Hypoglycemic episodes increase dementia risk in seniors with type 2 diabetes

Hypoglycemic (low blood sugar) episodes that require a visit to the hospital are associated with increased risk of dementia in elderly patients with type 2 diabetes mellitus, according to a Kaiser Permanente Division of Research study in the Journal of the American Medical Association.

Though not a randomized clinical trial, this study provides additional information for the debate about how tightly blood sugar should be controlled in patients with type 2 diabetes, particularly in elderly patients, say the researchers. The study appears in the current diabetes mellitus themed issue of JAMA.

While several studies have shown low blood sugar to affect cognitive function in children with type 1 diabetes, this is the first study to evaluate the association in older patients with diabetes.

"We know that the brain becomes more vulnerable with age, and we need a better understanding of how glycemic control can affect brain health over the long term," said the study's principal investigator, Rachel A. Whitmer, Ph.D., a research scientist with the Kaiser Permanente Division of Research in Oakland, Calif. "This study adds to the evidence base that perhaps we should rethink the notion of very tight glycemic control for our elderly patients with diabetes mellitus."

The study looked at 16,667 elderly patients with type 2 diabetes from the Kaiser Permanente Northern California Diabetes Registry. The average age for the study population was 66 years; 55 percent were male and 60 percent were white. The researchers identified 1,465 patients in the cohort that were hospitalized or had an emergency room admittance at least once for hypoglycemia from 1980 to the end of 2002.
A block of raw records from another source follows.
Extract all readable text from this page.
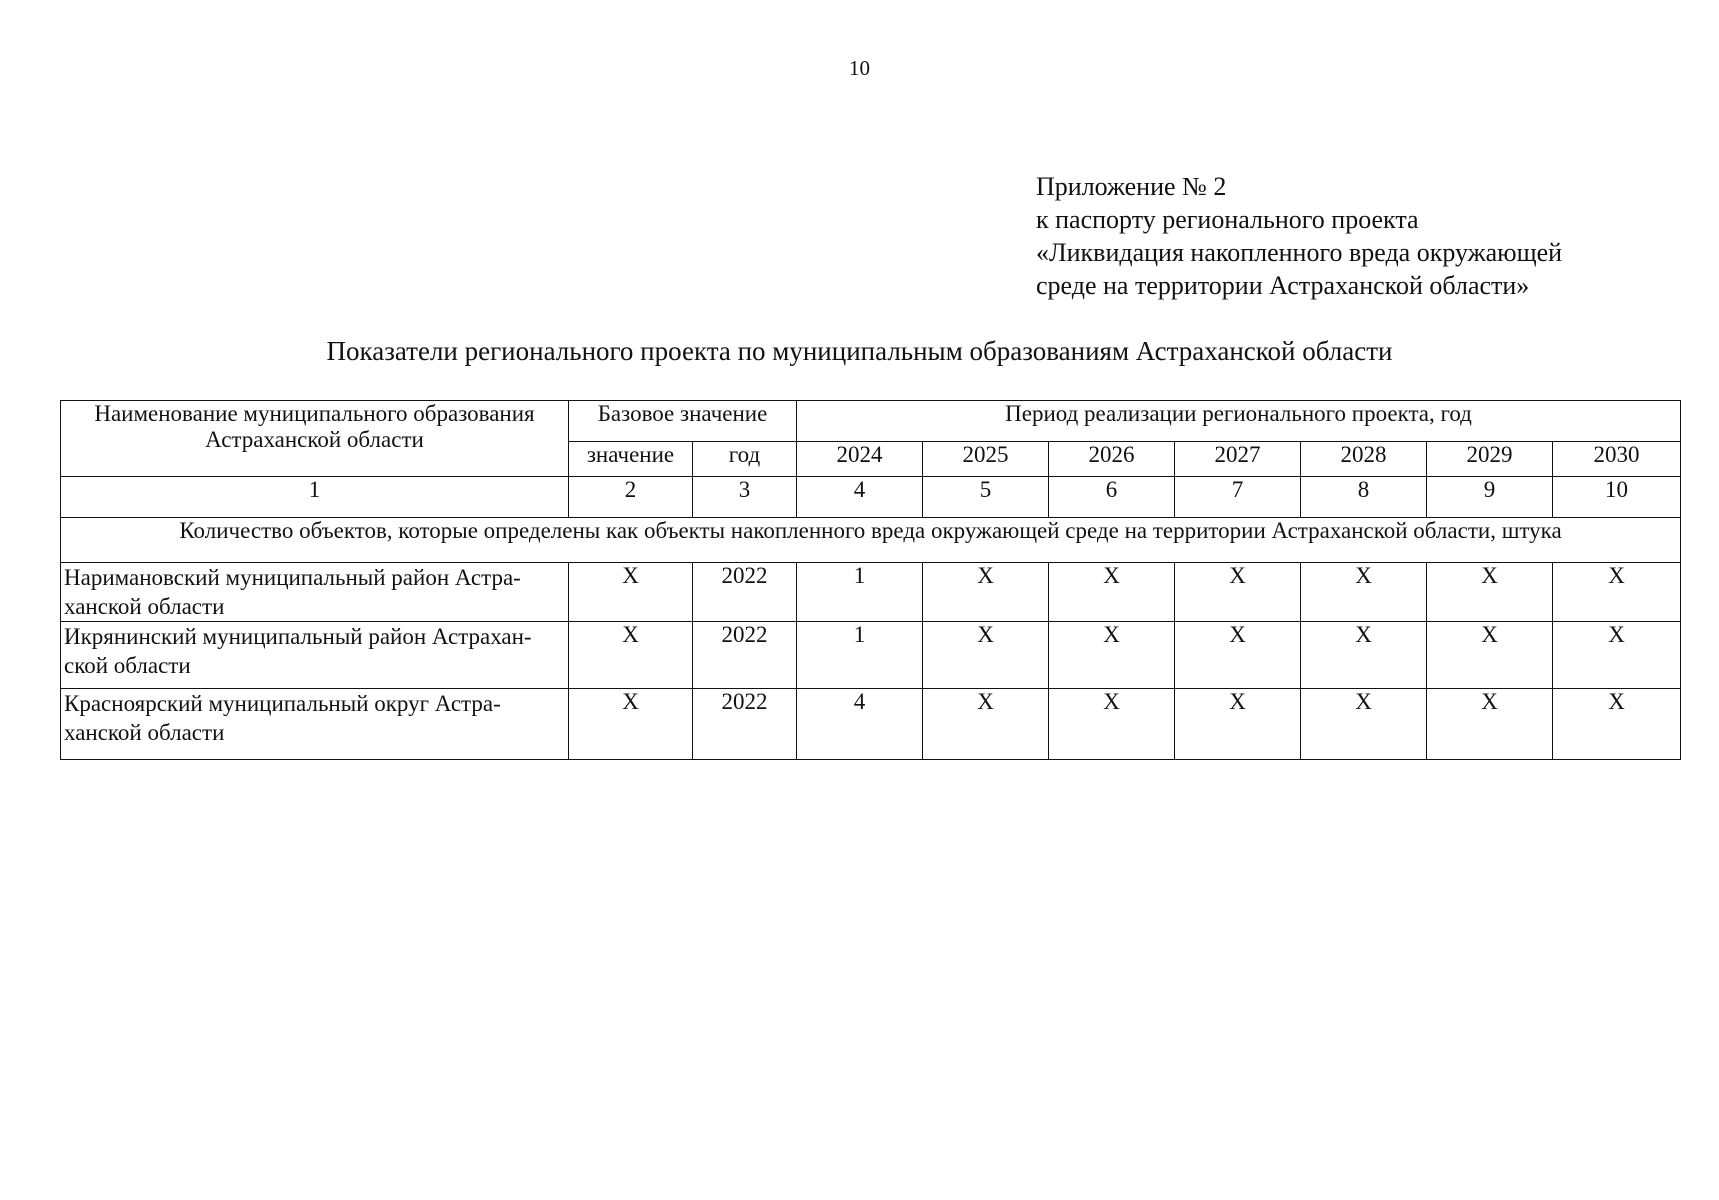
10
Приложение № 2
к паспорту регионального проекта
«Ликвидация накопленного вреда окружающей
среде на территории Астраханской области»
Показатели регионального проекта по муниципальным образованиям Астраханской области
Наименование муниципального образования Астраханской области	Базовое значение		Период реализации регионального проекта, год						
	значение	год	2024	2025	2026	2027	2028	2029	2030
1	2	3	4	5	6	7	8	9	10
Количество объектов, которые определены как объекты накопленного вреда окружающей среде на территории Астраханской области, штука									
Наримановский муниципальный район Астра-ханской области	X	2022	1	X	X	X	X	X	X
Икрянинский муниципальный район Астрахан-ской области	X	2022	1	X	X	X	X	X	X
Красноярский муниципальный округ Астра-ханской области	X	2022	4	X	X	X	X	X	X
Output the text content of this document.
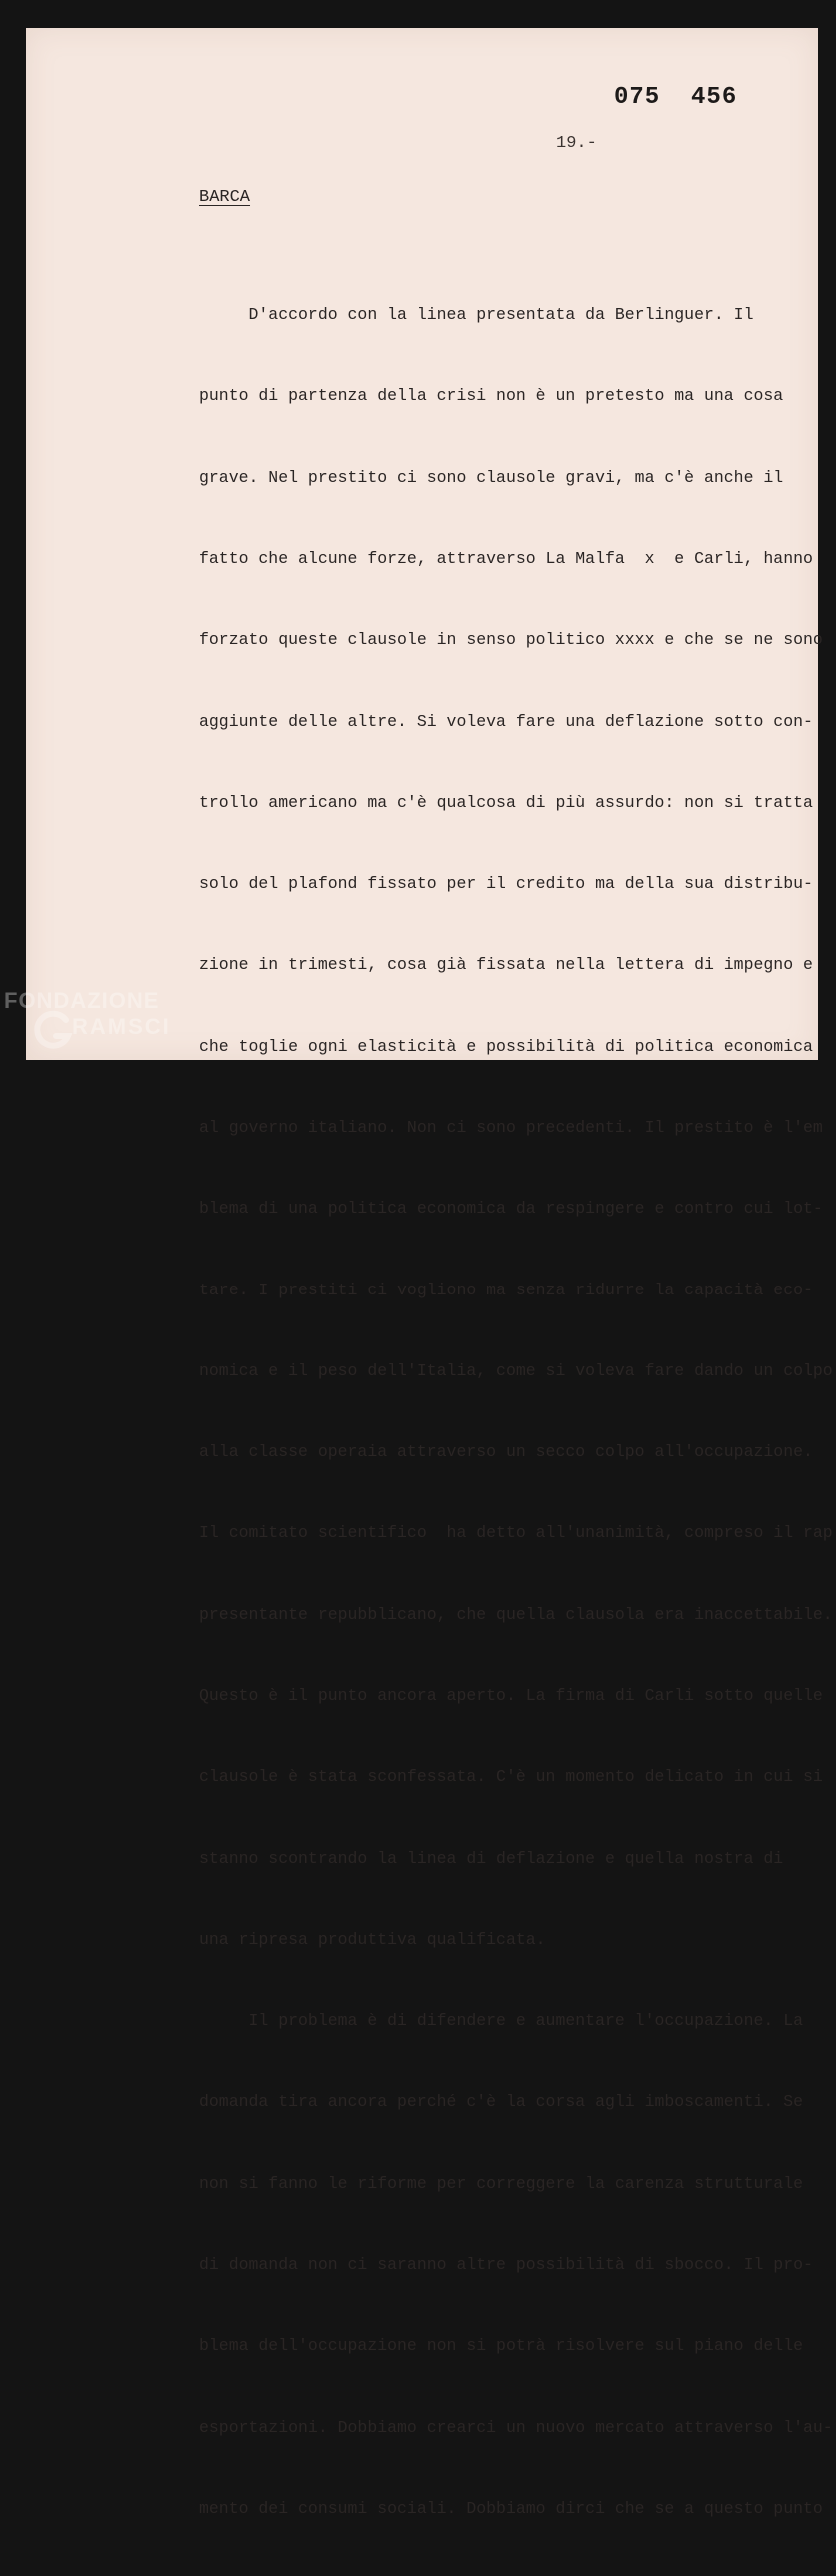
075  456
19.-
BARCA

D'accordo con la linea presentata da Berlinguer. Il

punto di partenza della crisi non è un pretesto ma una cosa

grave. Nel prestito ci sono clausole gravi, ma c'è anche il

fatto che alcune forze, attraverso La Malfa  x  e Carli, hanno

forzato queste clausole in senso politico xxxx e che se ne sono

aggiunte delle altre. Si voleva fare una deflazione sotto con-

trollo americano ma c'è qualcosa di più assurdo: non si tratta

solo del plafond fissato per il credito ma della sua distribu-

zione in trimesti, cosa già fissata nella lettera di impegno e

che toglie ogni elasticità e possibilità di politica economica

al governo italiano. Non ci sono precedenti. Il prestito è l'em

blema di una politica economica da respingere e contro cui lot-

tare. I prestiti ci vogliono ma senza ridurre la capacità eco-

nomica e il peso dell'Italia, come si voleva fare dando un colpo

alla classe operaia attraverso un secco colpo all'occupazione.

Il comitato scientifico  ha detto all'unanimità, compreso il rap

presentante repubblicano, che quella clausola era inaccettabile.

Questo è il punto ancora aperto. La firma di Carli sotto quelle

clausole è stata sconfessata. C'è un momento delicato in cui si

stanno scontrando la linea di deflazione e quella nostra di

una ripresa produttiva qualificata.

Il problema è di difendere e aumentare l'occupazione. La

domanda tira ancora perché c'è la corsa agli imboscamenti. Se

non si fanno le riforme per correggere la carenza strutturale

di domanda non ci saranno altre possibilità di sbocco. Il pro-

blema dell'occupazione non si potrà risolvere sul piano delle

esportazioni. Dobbiamo crearci un nuovo mercato attraverso l'au-

mento dei consumi sociali. Dobbiamo dirci che se a questo punto

FONDAZIONE
RAMSCI
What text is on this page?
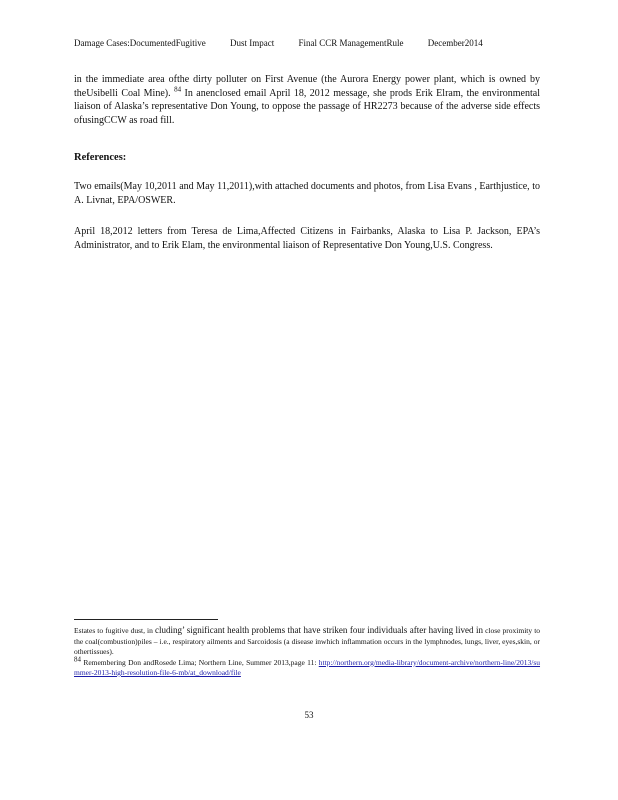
Damage Cases:DocumentedFugitive	Dust Impact	Final CCR ManagementRule	December2014
in the immediate area ofthe dirty polluter on First Avenue (the Aurora Energy power plant, which is owned by theUsibelli Coal Mine). $^{84}$ In anenclosed email April 18, 2012 message, she prods Erik Elram, the environmental liaison of Alaska’s representative Don Young, to oppose the passage of HR2273 because of the adverse side effects ofusingCCW as road fill.
References:
Two emails(May 10,2011 and May 11,2011),with attached documents and photos, from Lisa Evans , Earthjustice, to A. Livnat, EPA/OSWER.
April 18,2012 letters from Teresa de Lima,Affected Citizens in Fairbanks, Alaska to Lisa P. Jackson, EPA’s Administrator, and to Erik Elam, the environmental liaison of Representative Don Young,U.S. Congress.
Estates to fugitive dust, in cluding’ significant health problems that have striken four individuals after having lived in close proximity to the coal(combustion)piles – i.e., respiratory ailments and Sarcoidosis (a disease inwhich inflammation occurs in the lymphnodes, lungs, liver, eyes,skin, or othertissues).
84 Remembering Don andRosede Lima; Northern Line, Summer 2013,page 11: http://northern.org/media-library/document-archive/northern-line/2013/summer-2013-high-resolution-file-6-mb/at_download/file
53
Compared to those with no hypoglycemic episodes, patients with one hypoglycemic episode had a 45 percent increased risk of being diagnosed with dementia after 2003. Those with two episodes had a 115 percent increased risk, and those with three or more episodes had a 160 percent increased risk of dementia. Adjustments were made for age, body mass index, race, education, gender, and duration of diabetes. The effect remained after further adjustments for hypertension, stroke, cardiovascular disease, end-stage renal disease, glycosylated hemoglobin levels, and treatment for diabetes.

Researchers were concerned that cognitive impairment from early dementia could be contributing to an increased likelihood of having a hypoglycemic episode. To address this, the researchers introduced various "lag" periods between the occurrence of hypoglycemic episodes and the initial diagnosis of dementia. In effect, researchers considered only hypoglycemic episodes in midlife (at an age where dementia is virtually impossible). Even when only considering hypoglycemic episodes in midlife (mean age 52), there remained a significant association between hypoglycemic episodes occurring before 1985 and onset of dementia in 2003 or later. Compared to those with no hypoglycemic episodes, those with one or more episode had a 32 percent greater risk of dementia (adjusted for age, body mass index, education, gender, duration of diabetes, co-morbidities, glycosylated hemoglobin and treatment for diabetes).

"Our findings suggest that pursuit of 'tight' glycemic control (i.e. to hemoglobin A1c levels less than 7 percent) may be inadvisable in older patients with type 2 diabetes if required treatment is causing hypoglycemia," explained Joe Selby, MD, MPH, a co-author on this study and the director of the Kaiser Permanente Division of Research.

Funded by the National Institutes of Health, this study adds additional information to a growing evidence base on this topic. Three recent trials -- the ACCORD Study, the ADVANCE Study and the VADT Study -- have shown clearly that tight glycemic control does not benefit all patients and may cause harm to some, especially to patients with more longstanding diabetes, with previous cardiovascular disease, and possibly to those with a history of severe hypoglycemia, Selby said. For these patients, the harms of tight glycemic control, in the form of cardiovascular disease and death, may outweigh any possible benefits, he added.

In view of these three trials, recent recommendations from the American Heart Association and the American College of Cardiology have urged that treatment be individualized and that caution be exercised to prevent severe hypoglycemia. The guidelines further emphasize the critical importance of blood pressure control, lipid or cholesterol control, smoking cessation, and use of aspirin, said Selby.

Additional researchers on the Kaiser Permanente study include: Andrew Karter, Ph.D., and Charles P. Quesenberry Jr., Ph.D., both with the Kaiser Permanente Division of Research; and Kristine Yaffe, MD, with geriatric psychiatry at the UCSF-affiliated Veterans Affairs Medical Center.

About the Kaiser Permanente Division of Research (http://www.dor.kaiser.org/)

The Kaiser Permanente Division of Research conducts, publishes, and disseminates epidemiologic and health services research to improve the health and medical care of Kaiser Permanente members and the society at large. It seeks to understand the determinants of illness and well-being and to improve the quality and cost-effectiveness of health care. Currently, DOR's 400-plus staff is working on more than 250 epidemiological and health services research projects.